Erfahrene Leser unserer früheren regelmäßigen Berichte sind sicherlich schon gespannt darauf, was in diesem Jahr alles passieren wird: Kann Schnei den Titel des Campkönigs verteidigen? Werden die Bretter kleiner und die Wellen höher? Kann der Verlust eines Handys gerächt werden? Wird Manu erneut seine Kriegsbemalung tragen, und wird Luki erneut der Schweinegrippe zum Opfer fallen? Zumindest die letzten beiden Fragen werden wir nicht mit vollständiger Sicherheit beantworten können, da die involvierten Personen diesmal leider nicht von der Partie sein werden. Um diesen doch schwer wiegenden Verlust ausgleichen zu können, haben sich die three best friends nach einem monatelangen Casting an über 55 Locations auf der ganzen Welt erneut um zwei Mitglieder verstärkt.
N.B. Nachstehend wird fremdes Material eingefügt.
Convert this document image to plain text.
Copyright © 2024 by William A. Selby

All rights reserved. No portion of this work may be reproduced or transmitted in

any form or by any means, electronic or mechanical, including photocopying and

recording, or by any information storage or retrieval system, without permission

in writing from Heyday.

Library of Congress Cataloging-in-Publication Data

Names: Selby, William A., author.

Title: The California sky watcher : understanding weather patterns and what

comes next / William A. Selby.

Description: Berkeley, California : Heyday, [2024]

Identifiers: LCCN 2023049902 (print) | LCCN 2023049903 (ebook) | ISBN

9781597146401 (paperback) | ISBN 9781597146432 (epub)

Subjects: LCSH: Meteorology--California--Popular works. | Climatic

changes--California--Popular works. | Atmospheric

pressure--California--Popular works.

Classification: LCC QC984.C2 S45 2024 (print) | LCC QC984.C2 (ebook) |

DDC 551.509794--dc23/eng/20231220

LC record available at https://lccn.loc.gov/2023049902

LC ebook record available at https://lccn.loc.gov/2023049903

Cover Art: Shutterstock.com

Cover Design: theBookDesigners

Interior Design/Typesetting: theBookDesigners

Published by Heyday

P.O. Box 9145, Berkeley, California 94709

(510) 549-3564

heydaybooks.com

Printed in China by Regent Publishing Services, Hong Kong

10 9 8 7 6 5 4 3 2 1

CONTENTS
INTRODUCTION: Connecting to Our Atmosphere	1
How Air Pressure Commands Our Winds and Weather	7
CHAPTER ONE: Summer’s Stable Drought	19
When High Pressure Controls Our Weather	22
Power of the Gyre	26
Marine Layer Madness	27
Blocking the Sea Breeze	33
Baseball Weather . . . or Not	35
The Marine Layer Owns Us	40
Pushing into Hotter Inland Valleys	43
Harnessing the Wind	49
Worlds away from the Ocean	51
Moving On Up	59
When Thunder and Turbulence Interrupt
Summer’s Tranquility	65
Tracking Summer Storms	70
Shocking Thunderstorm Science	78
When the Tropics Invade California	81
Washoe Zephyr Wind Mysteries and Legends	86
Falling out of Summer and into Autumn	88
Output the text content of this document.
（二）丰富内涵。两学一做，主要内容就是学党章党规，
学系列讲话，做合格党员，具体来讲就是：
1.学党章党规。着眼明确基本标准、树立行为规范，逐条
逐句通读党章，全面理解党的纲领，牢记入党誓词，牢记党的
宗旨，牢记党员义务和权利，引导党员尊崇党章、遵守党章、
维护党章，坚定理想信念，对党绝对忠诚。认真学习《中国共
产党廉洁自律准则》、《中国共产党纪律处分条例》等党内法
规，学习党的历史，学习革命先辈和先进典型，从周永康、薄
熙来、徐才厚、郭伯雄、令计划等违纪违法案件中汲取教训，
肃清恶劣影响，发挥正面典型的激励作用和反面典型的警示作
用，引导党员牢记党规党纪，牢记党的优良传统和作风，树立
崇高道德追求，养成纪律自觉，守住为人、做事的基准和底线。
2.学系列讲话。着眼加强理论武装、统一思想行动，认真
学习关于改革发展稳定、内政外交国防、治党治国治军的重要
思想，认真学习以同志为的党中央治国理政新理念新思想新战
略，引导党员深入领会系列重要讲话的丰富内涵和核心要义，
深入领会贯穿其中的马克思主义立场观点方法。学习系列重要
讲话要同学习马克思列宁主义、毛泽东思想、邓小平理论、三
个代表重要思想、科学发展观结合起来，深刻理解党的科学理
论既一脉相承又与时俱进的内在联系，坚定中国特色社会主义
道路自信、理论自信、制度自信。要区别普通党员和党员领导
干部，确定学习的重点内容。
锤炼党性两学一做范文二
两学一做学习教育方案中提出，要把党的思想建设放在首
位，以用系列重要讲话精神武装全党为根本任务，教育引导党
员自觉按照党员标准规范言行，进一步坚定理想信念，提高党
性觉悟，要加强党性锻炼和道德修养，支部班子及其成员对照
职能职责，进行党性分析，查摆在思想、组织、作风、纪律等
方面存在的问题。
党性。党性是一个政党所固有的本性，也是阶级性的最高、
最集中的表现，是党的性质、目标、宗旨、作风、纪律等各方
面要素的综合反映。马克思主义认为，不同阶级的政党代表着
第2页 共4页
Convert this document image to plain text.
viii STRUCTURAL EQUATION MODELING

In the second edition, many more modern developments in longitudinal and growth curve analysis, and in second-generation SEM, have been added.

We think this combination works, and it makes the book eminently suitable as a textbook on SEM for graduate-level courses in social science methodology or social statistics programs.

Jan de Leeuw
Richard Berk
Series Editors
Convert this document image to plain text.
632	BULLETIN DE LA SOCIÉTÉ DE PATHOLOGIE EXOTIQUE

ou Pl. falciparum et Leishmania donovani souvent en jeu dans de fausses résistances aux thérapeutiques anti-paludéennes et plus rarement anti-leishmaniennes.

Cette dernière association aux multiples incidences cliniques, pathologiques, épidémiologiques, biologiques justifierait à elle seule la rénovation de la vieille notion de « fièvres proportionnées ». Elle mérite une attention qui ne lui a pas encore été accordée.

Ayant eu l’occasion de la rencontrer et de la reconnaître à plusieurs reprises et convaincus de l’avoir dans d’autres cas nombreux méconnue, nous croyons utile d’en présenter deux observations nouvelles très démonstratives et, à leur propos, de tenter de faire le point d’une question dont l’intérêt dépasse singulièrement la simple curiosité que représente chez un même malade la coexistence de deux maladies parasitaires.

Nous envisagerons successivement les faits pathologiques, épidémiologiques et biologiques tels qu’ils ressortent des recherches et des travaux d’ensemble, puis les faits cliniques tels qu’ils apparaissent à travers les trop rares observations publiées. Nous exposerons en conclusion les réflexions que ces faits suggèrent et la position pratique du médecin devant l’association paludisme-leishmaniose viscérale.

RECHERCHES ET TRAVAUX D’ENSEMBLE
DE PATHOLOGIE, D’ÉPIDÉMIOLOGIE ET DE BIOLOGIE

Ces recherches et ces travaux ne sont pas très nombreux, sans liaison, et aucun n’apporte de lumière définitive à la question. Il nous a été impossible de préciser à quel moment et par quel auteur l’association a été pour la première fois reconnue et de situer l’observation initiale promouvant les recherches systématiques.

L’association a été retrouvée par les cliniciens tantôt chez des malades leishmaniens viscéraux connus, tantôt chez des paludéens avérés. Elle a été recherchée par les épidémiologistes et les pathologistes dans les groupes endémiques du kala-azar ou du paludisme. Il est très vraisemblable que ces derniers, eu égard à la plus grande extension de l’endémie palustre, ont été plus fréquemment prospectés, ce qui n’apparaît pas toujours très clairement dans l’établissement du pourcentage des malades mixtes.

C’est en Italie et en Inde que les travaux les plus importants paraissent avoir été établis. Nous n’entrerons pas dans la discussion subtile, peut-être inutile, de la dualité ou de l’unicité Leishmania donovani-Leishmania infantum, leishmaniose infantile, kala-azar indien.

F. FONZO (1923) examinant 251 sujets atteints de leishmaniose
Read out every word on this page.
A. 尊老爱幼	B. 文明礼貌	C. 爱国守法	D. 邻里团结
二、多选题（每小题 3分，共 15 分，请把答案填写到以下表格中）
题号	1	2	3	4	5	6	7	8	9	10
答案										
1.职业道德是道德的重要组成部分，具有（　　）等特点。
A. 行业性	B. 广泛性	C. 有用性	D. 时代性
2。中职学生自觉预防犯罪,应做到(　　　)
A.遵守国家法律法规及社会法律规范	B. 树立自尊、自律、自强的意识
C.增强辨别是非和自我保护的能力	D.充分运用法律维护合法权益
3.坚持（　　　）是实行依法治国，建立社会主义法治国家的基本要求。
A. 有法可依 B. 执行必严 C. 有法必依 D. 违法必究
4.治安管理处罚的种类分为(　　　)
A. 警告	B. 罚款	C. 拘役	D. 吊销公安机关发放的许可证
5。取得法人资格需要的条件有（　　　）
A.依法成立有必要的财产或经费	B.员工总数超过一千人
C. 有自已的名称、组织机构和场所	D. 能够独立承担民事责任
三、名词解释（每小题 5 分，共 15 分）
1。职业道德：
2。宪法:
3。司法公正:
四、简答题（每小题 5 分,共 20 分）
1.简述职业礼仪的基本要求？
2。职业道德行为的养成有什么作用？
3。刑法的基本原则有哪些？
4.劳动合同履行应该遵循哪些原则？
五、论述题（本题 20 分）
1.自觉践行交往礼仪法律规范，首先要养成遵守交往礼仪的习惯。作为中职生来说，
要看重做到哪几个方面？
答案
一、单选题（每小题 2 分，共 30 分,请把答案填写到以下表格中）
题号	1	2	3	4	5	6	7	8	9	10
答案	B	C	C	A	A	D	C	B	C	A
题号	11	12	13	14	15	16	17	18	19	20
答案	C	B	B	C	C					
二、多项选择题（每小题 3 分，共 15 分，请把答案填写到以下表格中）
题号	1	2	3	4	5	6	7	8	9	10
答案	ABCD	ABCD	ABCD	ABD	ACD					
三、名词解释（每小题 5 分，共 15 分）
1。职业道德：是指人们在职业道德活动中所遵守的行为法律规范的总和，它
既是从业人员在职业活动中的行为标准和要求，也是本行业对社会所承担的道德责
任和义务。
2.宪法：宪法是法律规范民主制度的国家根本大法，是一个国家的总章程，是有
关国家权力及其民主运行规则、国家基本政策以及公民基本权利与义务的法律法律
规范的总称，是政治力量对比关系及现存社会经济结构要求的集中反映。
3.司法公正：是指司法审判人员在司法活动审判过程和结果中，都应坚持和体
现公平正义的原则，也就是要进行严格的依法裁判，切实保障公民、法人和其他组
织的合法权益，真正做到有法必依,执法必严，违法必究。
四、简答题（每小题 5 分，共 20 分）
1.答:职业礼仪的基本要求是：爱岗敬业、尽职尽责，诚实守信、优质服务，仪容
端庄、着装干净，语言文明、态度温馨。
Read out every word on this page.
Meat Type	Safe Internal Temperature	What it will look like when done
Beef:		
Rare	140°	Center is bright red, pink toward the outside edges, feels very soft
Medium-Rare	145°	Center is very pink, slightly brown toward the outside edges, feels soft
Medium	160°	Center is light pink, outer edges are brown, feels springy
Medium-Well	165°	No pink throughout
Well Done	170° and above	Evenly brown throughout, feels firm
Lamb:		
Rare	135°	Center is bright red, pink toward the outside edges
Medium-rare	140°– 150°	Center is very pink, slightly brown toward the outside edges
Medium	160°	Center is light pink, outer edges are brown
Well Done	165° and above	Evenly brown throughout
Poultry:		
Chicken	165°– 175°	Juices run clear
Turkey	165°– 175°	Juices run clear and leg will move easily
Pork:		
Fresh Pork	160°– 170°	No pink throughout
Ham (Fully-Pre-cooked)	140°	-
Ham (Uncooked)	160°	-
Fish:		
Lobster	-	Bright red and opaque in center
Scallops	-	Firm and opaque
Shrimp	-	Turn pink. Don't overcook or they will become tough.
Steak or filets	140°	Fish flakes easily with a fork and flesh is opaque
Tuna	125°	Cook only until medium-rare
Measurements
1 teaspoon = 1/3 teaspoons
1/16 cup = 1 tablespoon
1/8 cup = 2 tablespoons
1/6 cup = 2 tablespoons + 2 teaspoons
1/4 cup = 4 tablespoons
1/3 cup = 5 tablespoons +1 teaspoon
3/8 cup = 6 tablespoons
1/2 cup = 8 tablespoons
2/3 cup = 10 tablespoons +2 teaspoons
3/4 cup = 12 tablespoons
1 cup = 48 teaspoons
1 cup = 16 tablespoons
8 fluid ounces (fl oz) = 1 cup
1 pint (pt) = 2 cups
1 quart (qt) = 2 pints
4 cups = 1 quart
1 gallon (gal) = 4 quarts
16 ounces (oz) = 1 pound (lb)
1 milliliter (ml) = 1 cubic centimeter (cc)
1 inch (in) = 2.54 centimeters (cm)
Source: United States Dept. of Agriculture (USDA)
Noch sind nicht alle Verträge unterzeichnet, weshalb wir noch keine Namen nennen geschweige denn Bilder veröffentlichen dürfen.
Wer noch einmal nachlesen möchte, was in den ersten beiden Staffeln der Surf-WG geschah, kann sich hier und hier über die Ereignisse der letzten Jahre informieren. Bei dem Wetter habt ihr eh nix Besseres zu tun.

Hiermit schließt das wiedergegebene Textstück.